01 July 2022 | Position
This joint position paper by PED and VCI identifies the framework conditions under which chemical recycling can play an important role in a comprehensive circular economy.
Chemical recycling is currently attracting a great deal of interest from politicians, administrators, scientists and industry, as it has the potential to make a decisive contribution to achieving the goal of greenhouse gas neutrality as a building block of a circular economy. This is because chemical recycling is a promising solution to recycle a wide range of plastic-containing waste that so far cannot be recycled. The technology shows promising results in terms of sustainability, especially when the alternative for the waste stream would otherwise be incineration. In this way, chemical recycling technologies, in combination with classic mechanical processes, make a decisive contribution to achieving the climate and circular economy goals of the EU Green Deal and the EU Circular Economy Action Plan. The German government is aiming towards strengthening the circular economy and therefore takes up chemical recycling in the coalition agreement.
This position paper by PlasticsEurope Deutschland (PED) and VCI identifies the framework conditions under which chemical recycling can play an important role in a comprehensive circular economy, the steps that need to be taken by all stakeholders and how the industry can thus contribute to achieving climate and circular economy goals.
- The circular economy is an essential contribution to achieving the goal of greenhouse gas neutrality.
- The industry's goal is to increase the amount of waste recycled in Germany and Europe.
- Chemical recycling is an important addition to existing recycling processes.
- By complementing mechanical recycling with chemical recycling processes, national and European recycling targets can be achieved.

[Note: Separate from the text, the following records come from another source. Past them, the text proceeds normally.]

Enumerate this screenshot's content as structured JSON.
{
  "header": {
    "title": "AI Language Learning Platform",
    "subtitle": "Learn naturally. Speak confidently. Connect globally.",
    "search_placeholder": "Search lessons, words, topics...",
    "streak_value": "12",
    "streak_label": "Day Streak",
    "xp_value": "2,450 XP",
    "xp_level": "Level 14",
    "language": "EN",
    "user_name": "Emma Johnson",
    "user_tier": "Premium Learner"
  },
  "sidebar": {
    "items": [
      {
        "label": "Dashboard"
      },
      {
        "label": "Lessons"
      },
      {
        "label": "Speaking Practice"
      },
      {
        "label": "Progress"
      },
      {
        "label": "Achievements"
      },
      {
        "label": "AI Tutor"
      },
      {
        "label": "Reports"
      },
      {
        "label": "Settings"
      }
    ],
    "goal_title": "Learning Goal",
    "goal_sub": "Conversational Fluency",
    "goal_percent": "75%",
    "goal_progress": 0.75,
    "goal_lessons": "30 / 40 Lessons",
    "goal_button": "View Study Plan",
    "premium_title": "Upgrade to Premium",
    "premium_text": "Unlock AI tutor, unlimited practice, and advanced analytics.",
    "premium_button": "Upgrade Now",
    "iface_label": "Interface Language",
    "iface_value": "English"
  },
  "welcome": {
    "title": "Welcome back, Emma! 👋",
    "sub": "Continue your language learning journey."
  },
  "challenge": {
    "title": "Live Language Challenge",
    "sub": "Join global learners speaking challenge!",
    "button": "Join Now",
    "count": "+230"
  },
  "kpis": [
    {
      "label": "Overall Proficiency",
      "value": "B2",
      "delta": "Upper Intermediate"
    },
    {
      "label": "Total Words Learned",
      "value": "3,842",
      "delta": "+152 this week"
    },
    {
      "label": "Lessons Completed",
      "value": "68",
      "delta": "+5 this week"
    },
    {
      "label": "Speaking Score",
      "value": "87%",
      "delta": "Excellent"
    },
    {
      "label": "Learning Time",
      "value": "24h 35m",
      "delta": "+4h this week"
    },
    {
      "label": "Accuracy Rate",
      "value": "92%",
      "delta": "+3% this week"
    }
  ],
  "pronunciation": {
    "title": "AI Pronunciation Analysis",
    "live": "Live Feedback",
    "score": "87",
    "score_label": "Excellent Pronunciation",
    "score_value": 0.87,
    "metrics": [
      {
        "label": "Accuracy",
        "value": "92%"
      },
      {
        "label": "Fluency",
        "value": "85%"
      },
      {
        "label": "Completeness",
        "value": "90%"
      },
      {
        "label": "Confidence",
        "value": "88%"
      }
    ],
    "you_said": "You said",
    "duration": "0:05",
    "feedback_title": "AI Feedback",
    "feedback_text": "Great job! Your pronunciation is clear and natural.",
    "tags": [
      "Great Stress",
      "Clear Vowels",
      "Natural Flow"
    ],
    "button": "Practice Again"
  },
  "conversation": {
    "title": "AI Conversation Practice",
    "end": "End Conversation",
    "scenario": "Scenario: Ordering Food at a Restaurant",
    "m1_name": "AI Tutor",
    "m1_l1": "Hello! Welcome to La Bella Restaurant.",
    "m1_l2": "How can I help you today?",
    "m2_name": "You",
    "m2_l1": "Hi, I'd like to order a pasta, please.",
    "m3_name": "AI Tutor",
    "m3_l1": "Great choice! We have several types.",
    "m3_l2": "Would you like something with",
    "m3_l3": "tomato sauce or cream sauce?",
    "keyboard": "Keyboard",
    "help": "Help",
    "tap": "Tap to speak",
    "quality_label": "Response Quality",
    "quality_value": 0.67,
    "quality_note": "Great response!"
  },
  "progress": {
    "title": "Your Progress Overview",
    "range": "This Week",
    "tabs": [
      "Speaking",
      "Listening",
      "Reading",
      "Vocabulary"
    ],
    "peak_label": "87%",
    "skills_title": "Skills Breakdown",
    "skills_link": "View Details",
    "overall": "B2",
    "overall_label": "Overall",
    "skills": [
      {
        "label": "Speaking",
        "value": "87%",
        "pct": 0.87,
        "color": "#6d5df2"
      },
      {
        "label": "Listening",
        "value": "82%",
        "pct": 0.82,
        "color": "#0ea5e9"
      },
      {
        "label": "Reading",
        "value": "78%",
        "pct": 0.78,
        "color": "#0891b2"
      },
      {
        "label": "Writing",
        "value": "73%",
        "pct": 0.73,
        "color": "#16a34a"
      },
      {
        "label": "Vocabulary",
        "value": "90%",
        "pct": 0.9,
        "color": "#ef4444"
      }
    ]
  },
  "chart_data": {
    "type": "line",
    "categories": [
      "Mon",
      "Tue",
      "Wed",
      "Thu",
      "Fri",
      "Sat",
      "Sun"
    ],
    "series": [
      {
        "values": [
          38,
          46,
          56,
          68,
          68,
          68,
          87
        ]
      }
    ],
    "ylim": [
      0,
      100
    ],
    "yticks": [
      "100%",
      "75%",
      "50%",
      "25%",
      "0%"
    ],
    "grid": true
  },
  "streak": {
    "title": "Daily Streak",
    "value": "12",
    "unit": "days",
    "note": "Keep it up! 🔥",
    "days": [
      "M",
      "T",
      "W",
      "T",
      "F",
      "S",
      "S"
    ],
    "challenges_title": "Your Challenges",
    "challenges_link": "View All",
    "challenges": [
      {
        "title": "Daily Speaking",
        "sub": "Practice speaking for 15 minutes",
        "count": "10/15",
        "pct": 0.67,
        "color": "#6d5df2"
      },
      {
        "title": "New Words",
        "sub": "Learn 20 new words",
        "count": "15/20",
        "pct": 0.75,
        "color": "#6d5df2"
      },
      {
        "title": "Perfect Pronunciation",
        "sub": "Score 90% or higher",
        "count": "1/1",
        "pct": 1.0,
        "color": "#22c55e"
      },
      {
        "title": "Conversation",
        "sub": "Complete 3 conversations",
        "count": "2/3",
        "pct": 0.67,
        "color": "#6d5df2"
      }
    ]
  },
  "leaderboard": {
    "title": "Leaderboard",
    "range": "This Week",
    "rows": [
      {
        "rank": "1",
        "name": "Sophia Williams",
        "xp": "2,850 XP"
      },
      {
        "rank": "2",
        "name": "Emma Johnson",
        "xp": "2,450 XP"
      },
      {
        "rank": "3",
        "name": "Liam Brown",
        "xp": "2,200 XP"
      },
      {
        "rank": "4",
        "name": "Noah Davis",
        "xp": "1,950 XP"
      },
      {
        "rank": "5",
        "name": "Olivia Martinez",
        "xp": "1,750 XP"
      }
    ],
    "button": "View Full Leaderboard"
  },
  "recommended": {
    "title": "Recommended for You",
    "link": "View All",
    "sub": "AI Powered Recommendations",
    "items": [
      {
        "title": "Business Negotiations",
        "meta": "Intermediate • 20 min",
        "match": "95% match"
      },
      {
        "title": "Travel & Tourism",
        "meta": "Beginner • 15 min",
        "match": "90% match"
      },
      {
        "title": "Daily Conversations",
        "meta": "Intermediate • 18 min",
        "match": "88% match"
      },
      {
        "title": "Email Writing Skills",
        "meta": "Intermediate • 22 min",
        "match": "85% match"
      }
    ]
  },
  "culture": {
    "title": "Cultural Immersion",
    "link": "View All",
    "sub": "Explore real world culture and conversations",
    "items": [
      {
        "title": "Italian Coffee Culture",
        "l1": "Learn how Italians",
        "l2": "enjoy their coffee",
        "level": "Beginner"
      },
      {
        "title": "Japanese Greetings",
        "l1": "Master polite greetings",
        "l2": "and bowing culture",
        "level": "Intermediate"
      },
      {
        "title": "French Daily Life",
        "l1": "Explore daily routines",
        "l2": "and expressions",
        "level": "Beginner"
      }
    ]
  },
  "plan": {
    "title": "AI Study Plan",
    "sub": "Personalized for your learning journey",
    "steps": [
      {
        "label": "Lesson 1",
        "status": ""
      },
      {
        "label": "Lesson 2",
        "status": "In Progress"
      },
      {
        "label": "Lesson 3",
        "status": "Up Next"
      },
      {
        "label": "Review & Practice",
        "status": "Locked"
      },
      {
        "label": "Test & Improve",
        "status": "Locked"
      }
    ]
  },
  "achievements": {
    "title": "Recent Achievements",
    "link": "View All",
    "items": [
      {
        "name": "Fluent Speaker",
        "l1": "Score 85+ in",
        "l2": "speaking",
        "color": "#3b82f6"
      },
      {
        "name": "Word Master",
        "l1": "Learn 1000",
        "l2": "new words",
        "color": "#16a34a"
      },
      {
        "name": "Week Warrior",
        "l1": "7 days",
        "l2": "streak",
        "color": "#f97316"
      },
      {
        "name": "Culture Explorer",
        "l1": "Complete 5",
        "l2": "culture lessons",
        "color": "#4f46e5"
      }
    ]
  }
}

- Chemical recycling allows plastic waste to be recycled that could not be recycled previously.
- Chemical recycling processes are suitable for a wide range of waste types.
- Chemical recycling processes can remove interfering substances from the carbon cycle.
- Recyclates from chemical recycling offer the same quality as products made from fossil raw materials and can be used in a wide range of applications (e.g. in medicine and food packaging).
- The quality of chemical recycling processes can be further optimised by expanding the sorting of waste.
- Legal framework conditions must be created for the crediting of chemical recycling processes to the legal recycling quotas in order to create incentives for further investments.
- The industry is working on solutions to issues of certification, standardisation, mass balancing and life cycle assessment of chemical recycling processes.
- Support is needed in research, development and commercial testing, especially in the establishment of demonstration plants and regulatory sandbox projects.
- Investments in chemical recycling facilities should be incentivised by means of Climate Change Differential Contracts (CCfD) that address both operating and investment costs.